Sen. Orrin Hatch (R-UT) went on Fox News last night with host Greta Van Susteren to discuss the White House tax deal, which passed in the Senate yesterday afternoon. Hatch was largely supportive of the measure, which included an unpaid-for extension of the Bush tax cuts for the wealthy, but he was upset that the bill included an extension of unemployment insurance (UI) benefits because they were also not paid for. But in attacking the benefits extension, Hatch falsely claimed that UI currently lasts “well over 100 weeks,” and that jobless benefits encourage the unemployed not to look for work:
HATCH: I would prefer the insurance to be paid for, naturally. They weren’t going to pay for it. Let’s be honest about it — the Democrats have always won on unemployment insurance. It is well over 100 weeks now. There is no question people are suffering. I don’t want them to suffer.
On the other hand, we also know there are people who could be working who won’t work because they’ve got unemployment insurance and they keep — don’t go out and start looking, especially jobs that might not be as good as what they had before. So these are all things that had to be worked out.

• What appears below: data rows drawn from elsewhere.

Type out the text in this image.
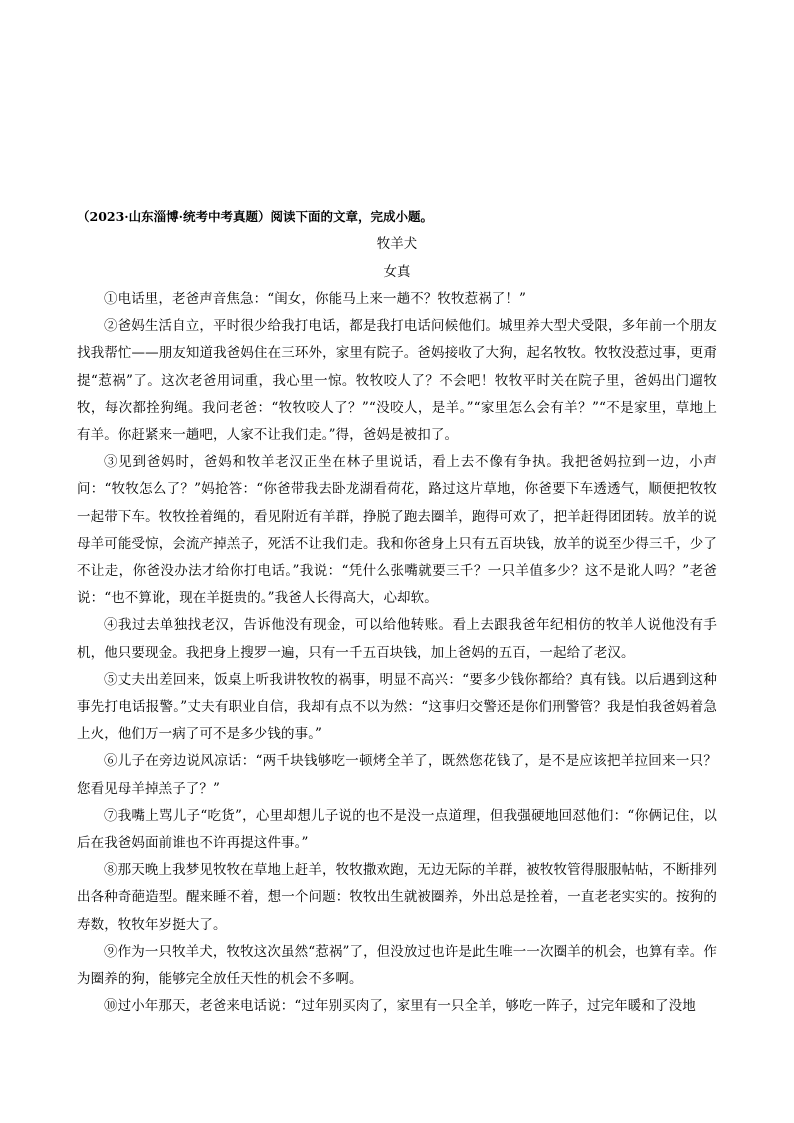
（2023·山东淄博·统考中考真题）阅读下面的文章，完成小题。

牧羊犬

女真

①电话里，老爸声音焦急：“闺女，你能马上来一趟不？牧牧惹祸了！”

②爸妈生活自立，平时很少给我打电话，都是我打电话问候他们。城里养大型犬受限，多年前一个朋友找我帮忙——朋友知道我爸妈住在三环外，家里有院子。爸妈接收了大狗，起名牧牧。牧牧没惹过事，更甭提“惹祸”了。这次老爸用词重，我心里一惊。牧牧咬人了？不会吧！牧牧平时关在院子里，爸妈出门遛牧牧，每次都拴狗绳。我问老爸：“牧牧咬人了？”“没咬人，是羊。”“家里怎么会有羊？”“不是家里，草地上有羊。你赶紧来一趟吧，人家不让我们走。”得，爸妈是被扣了。

③见到爸妈时，爸妈和牧羊老汉正坐在林子里说话，看上去不像有争执。我把爸妈拉到一边，小声问：“牧牧怎么了？”妈抢答：“你爸带我去卧龙湖看荷花，路过这片草地，你爸要下车透透气，顺便把牧牧一起带下车。牧牧拴着绳的，看见附近有羊群，挣脱了跑去圈羊，跑得可欢了，把羊赶得团团转。放羊的说母羊可能受惊，会流产掉羔子，死活不让我们走。我和你爸身上只有五百块钱，放羊的说至少得三千，少了不让走，你爸没办法才给你打电话。”我说：“凭什么张嘴就要三千？一只羊值多少？这不是讹人吗？”老爸说：“也不算讹，现在羊挺贵的。”我爸人长得高大，心却软。

④我过去单独找老汉，告诉他没有现金，可以给他转账。看上去跟我爸年纪相仿的牧羊人说他没有手机，他只要现金。我把身上搜罗一遍，只有一千五百块钱，加上爸妈的五百，一起给了老汉。

⑤丈夫出差回来，饭桌上听我讲牧牧的祸事，明显不高兴：“要多少钱你都给？真有钱。以后遇到这种事先打电话报警。”丈夫有职业自信，我却有点不以为然：“这事归交警还是你们刑警管？我是怕我爸妈着急上火，他们万一病了可不是多少钱的事。”

⑥儿子在旁边说风凉话：“两千块钱够吃一顿烤全羊了，既然您花钱了，是不是应该把羊拉回来一只？您看见母羊掉羔子了？”

⑦我嘴上骂儿子“吃货”，心里却想儿子说的也不是没一点道理，但我强硬地回怼他们：“你俩记住，以后在我爸妈面前谁也不许再提这件事。”

⑧那天晚上我梦见牧牧在草地上赶羊，牧牧撒欢跑，无边无际的羊群，被牧牧管得服服帖帖，不断排列出各种奇葩造型。醒来睡不着，想一个问题：牧牧出生就被圈养，外出总是拴着，一直老老实实的。按狗的寿数，牧牧年岁挺大了。

⑨作为一只牧羊犬，牧牧这次虽然“惹祸”了，但没放过也许是此生唯一一次圈羊的机会，也算有幸。作为圈养的狗，能够完全放任天性的机会不多啊。

⑩过小年那天，老爸来电话说：“过年别买肉了，家里有一只全羊，够吃一阵子，过完年暖和了没地
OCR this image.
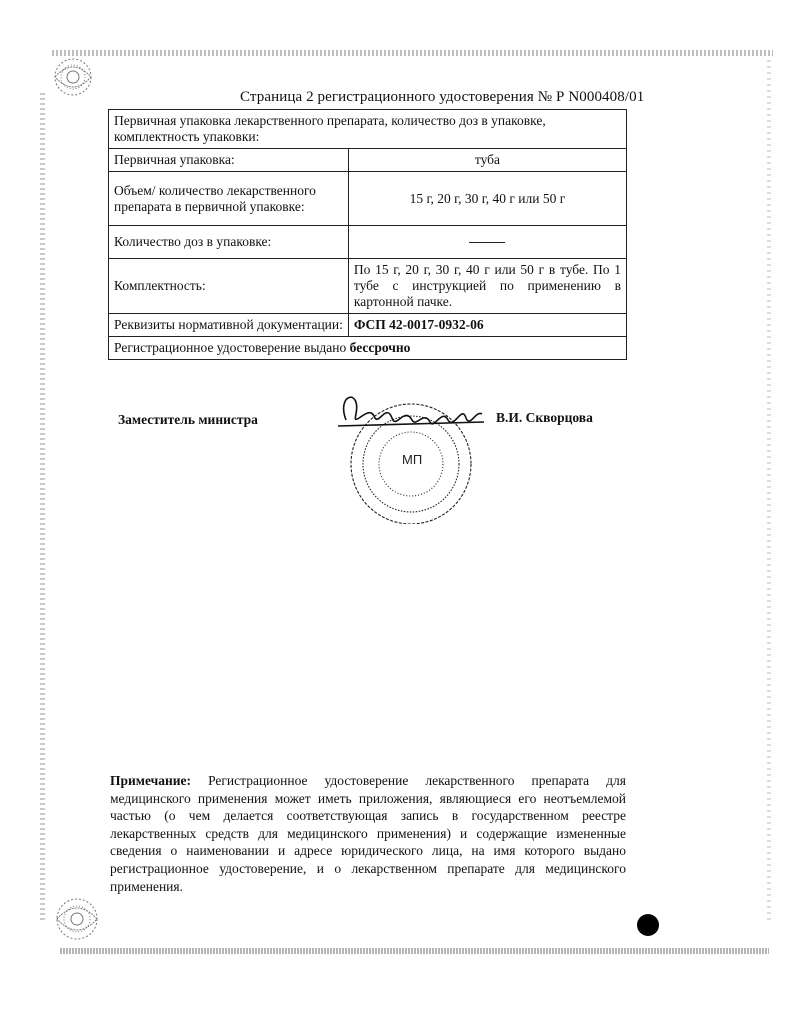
Страница 2 регистрационного удостоверения № Р N000408/01
Первичная упаковка лекарственного препарата, количество доз в упаковке, комплектность упаковки:	
Первичная упаковка:	туба
Объем/ количество лекарственного препарата в первичной упаковке:	15 г, 20 г, 30 г, 40 г или 50 г
Количество доз в упаковке:	
Комплектность:	По 15 г, 20 г, 30 г, 40 г или 50 г в тубе. По 1 тубе с инструкцией по применению в картонной пачке.
Реквизиты нормативной документации:	ФСП 42-0017-0932-06
Регистрационное удостоверение выдано бессрочно	
Заместитель министра	В.И. Скворцова
МП
Примечание: Регистрационное удостоверение лекарственного препарата для медицинского применения может иметь приложения, являющиеся его неотъемлемой частью (о чем делается соответствующая запись в государственном реестре лекарственных средств для медицинского применения) и содержащие измененные сведения о наименовании и адресе юридического лица, на имя которого выдано регистрационное удостоверение, и о лекарственном препарате для медицинского применения.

It’s curious that Hatch has such a strong opinion on unemployment benefits, since he clearly doesn’t understand the program well. The length that UI benefits last differs between states, but nowhere in the country do benefits last “well over 100 weeks.” The maximum length of UI anywhere is 99 weeks, hence the so-called 99ers, people who have exhausted their benefits and have still been unable to find work. Fellow Republicans like Rep. Michele Bachmann (R-MN) have also railed against the extension of UI benefits in the tax bill while demonstrating they lack an elementary understanding of the program.
Meanwhile, Hatch’s claim that “there are people who could be working who won’t work because they’ve got unemployment insurance” is both false and offensive to people who are out of work. Research by the San Francisco Federal Reserve has found that workers who qualify for UI benefits stay unemployed for just 1.6 weeks longer than those who do not qualify for such benefits. Moreover, there is currently only one job opening for every five job seekers, meaning “even if every job opening were instantly filled with an unemployed worker, four out of five unemployed workers would still be looking for a job,” as the Center on Budget and Policy Priorities found.
And like many of his GOP colleagues, Hatch is upset that the UI benefits are not paid for, but has no problem exploding the deficit to lavish tax cuts on the wealthiest two percent of Americans, suggesting where his true priorities lie.